Quale degrado? Questione di (minimi) termini

degrado3Degrado, casbah, suk, circo, sono solo alcune delle parole che da diversi mesi vengono usate per descrivere il centro storico di Firenze. Ogni termine ha un proprio peso e questi in particolare pesano come macigni, perché descrivono la nostra città, la città di tutti, patrimonio dell’Unesco. In realtà, degrado è semplicemente ciò che viene considerato tale, e spesso trova alloggio nella testa di chi certe parole le mastica più del pane. Il termine suk indica i mercati arabi, meravigliosi luoghi che attirano viaggiatori da tutto il mondo, ma viene vissuto con disprezzo quando è svincolato dal suo contesto. Una parola che s’insinua dentro suscitando un’idea di sporco e caotico. zingari1

Da alcuni mesi a questa parte, il quotidiano La Nazione utilizza a larghe manciate questi termini per raccontarci la situazione in cui riversa Firenze. Descrivere la città dell’ospitalità con simili aggettivi è semplicemente creare una serie infinita di ossimori. Il primo caso che prendiamo in esame è qualcosa di semplicemente aberrante. Il video in questione (http://multimedia.quotidiano.net/?tipo=media&media=47156), oltre ad essere orribile dal punto di vista della post-produzione, presenta il sindaco di Firenze come “re Tortello”, è dedicato al ministro per l’integrazione Cècile Kyenge, parla di casbah fiorentina e ribattezza via Panicale nel modo peggiore possibile: extracomunity street. Il filmato ritrae due stranieri che litigano e quasi arrivano alle mani e oltre. Quasi, perché in realtà non succede proprio niente. Minuti e minuti di puro disagio passati a vedere un video grottesco e offensivo per l’intelligenza comune.

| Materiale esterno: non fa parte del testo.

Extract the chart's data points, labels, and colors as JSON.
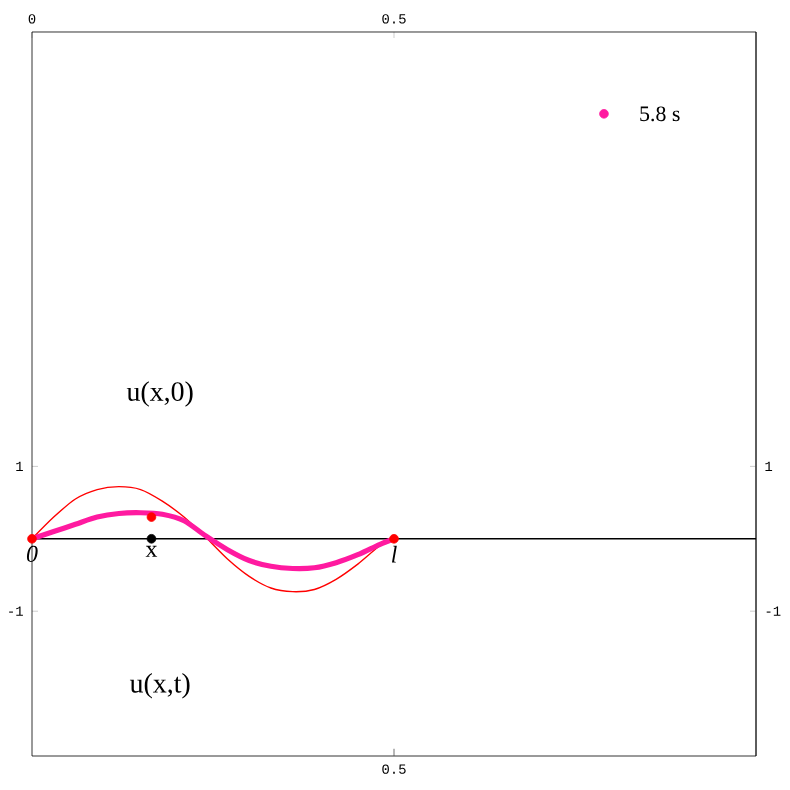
{
  "chart_data": {
    "type": "line",
    "xlim": [
      0,
      1
    ],
    "ylim": [
      -3,
      7
    ],
    "xticks": [
      0,
      0.5
    ],
    "yticks": [
      -1,
      1
    ],
    "y2lim": [
      -3,
      7
    ],
    "y2ticks": [
      -1,
      1
    ],
    "grid": false,
    "ref_lines": [
      {
        "axis": "y",
        "value": 0,
        "color": "#000000"
      }
    ],
    "annotations": [
      {
        "text": "0",
        "x": 0,
        "y": 0
      },
      {
        "text": "x",
        "x": 0.165,
        "y": 0
      },
      {
        "text": "l",
        "x": 0.5,
        "y": 0
      },
      "u(x,0)",
      "u(x,t)",
      "0.5"
    ],
    "series": [
      {
        "color": "#ff0000",
        "marker": "none",
        "x": [
          0,
          0.03,
          0.06,
          0.09,
          0.12,
          0.15,
          0.18,
          0.21,
          0.24,
          0.27,
          0.3,
          0.33,
          0.36,
          0.39,
          0.42,
          0.45,
          0.48,
          0.5
        ],
        "values": [
          0,
          0.3,
          0.55,
          0.68,
          0.72,
          0.68,
          0.52,
          0.3,
          0.02,
          -0.28,
          -0.52,
          -0.68,
          -0.73,
          -0.7,
          -0.56,
          -0.35,
          -0.1,
          0
        ]
      },
      {
        "color": "#ff1aa0",
        "marker": "none",
        "x": [
          0,
          0.03,
          0.06,
          0.09,
          0.12,
          0.15,
          0.18,
          0.21,
          0.24,
          0.27,
          0.3,
          0.33,
          0.36,
          0.39,
          0.42,
          0.45,
          0.48,
          0.5
        ],
        "values": [
          0,
          0.1,
          0.2,
          0.3,
          0.35,
          0.36,
          0.34,
          0.25,
          0.04,
          -0.15,
          -0.3,
          -0.38,
          -0.41,
          -0.4,
          -0.33,
          -0.22,
          -0.08,
          0
        ]
      },
      {
        "type": "scatter",
        "color": "#ff0000",
        "marker": "circle",
        "x": [
          0,
          0.165,
          0.5
        ],
        "values": [
          0,
          0.3,
          0
        ]
      },
      {
        "type": "scatter",
        "color": "#000000",
        "marker": "circle",
        "x": [
          0.165
        ],
        "values": [
          0
        ]
      },
      {
        "type": "scatter",
        "name": "5.8 s",
        "color": "#ff1aa0",
        "marker": "circle",
        "x": [
          0.79
        ],
        "values": [
          5.87
        ]
      }
    ]
  }
}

degrado1Ma il disagio non passa solo da una telecamera: fiumi e fiumi d’inchiostro digitale vengono quotidianamente sprecati, accompagnati da interi album fotografici, per descrivere Firenze come un’immonda città invasa da cialtroni. E non parlano principalmente di turisti, ma di chi a Firenze, in un modo o nell’altro, ci vive. “L’ultimo schiaffo”, “l’ennesimo oltraggio”, tuonano da La Nazione quando un gruppo di “zingare” (il solo termine fa accapponare la pelle) e un paio di giovani definiti punk non si sa bene per quale motivo, accompagnati da un grosso cane, utilizzano le Fonticine di via Nazionale per lavarsi e rinfrescarsi.

Stiamo semplicemente perdendo di vista il significato di questi spazi lungo le strade. Oggi li vediamo come inutili oggetti ornamentali di una città-vetrina, ma in realtà quelle storiche fontanelle sono nate proprio per assolvere questi compiti: lavare, rinfrescare e dissetare. Sia chiaro, non esplodiamo di gioia nel vedere gli angoli più antichi di Firenze ricoperti da una patina di detersivo per piatti usato come il più detergente dei saponi, ma la rabbia e l’indignazione fini a sè stessi producono soltanto ignoranza e intolleranza.

E non soltanto i luoghi storici e le situazioni ad essi collegate sono oggetto di descrizioni al vetriolo; anche i “luoghi di culto”. Il Centro culturale islamico presente in Borgo Allegri, infatti, non è esente da tali impietosi giudizi. Il centro di preghiera, un ex magazzino non molto spazioso, viene descritto come l’ennesimo luogo in cui il degrado prolifica più delle blatte, dove ci sono persone che sul ciglio della strada bevono, mangiano, si lavano e, addirittura, pregano. “I momenti più difficili –scrive La Nazione– sono quelli del Ramadan (un mese di preghiere durante il quale il centro islamico viene preso d’assalto)”. “Preso d’assalto”, come vittima di un agguato da parte dei feroci beduini di Saladino; in realtà, il Centro è l’unico posto in cui i musulmani fiorentini possono riunirsi per pregare e mangiare insieme dopo il digiuno diurno. Se ci infastidisce vederli sul marciapiede a pregare, proviamo a pensare quanto possano essere infastiditi loro a doversi inginocchiare sul cemento sudicio ed avere come luogo religioso un “ex magazzino non molto spazioso”, quando a pochi metri di distanza ci sono chiese maestose e una splendida sinagoga. Parlare di moschea farebbe arricciare il naso a tanti, parlare di degrado no. Ci vergogniamo e ci disgustiamo di fronte a queste storie, quando ci basta andare in qualsiasi luogo all’estero, persino in quei caotici paesi arabi, e dire che siamo italiani per sentirsi rispondere come prima cosa «Ah, Berlusconi», seguito da pizza, mafia e l’immancabile mandolino. Questo è degrado.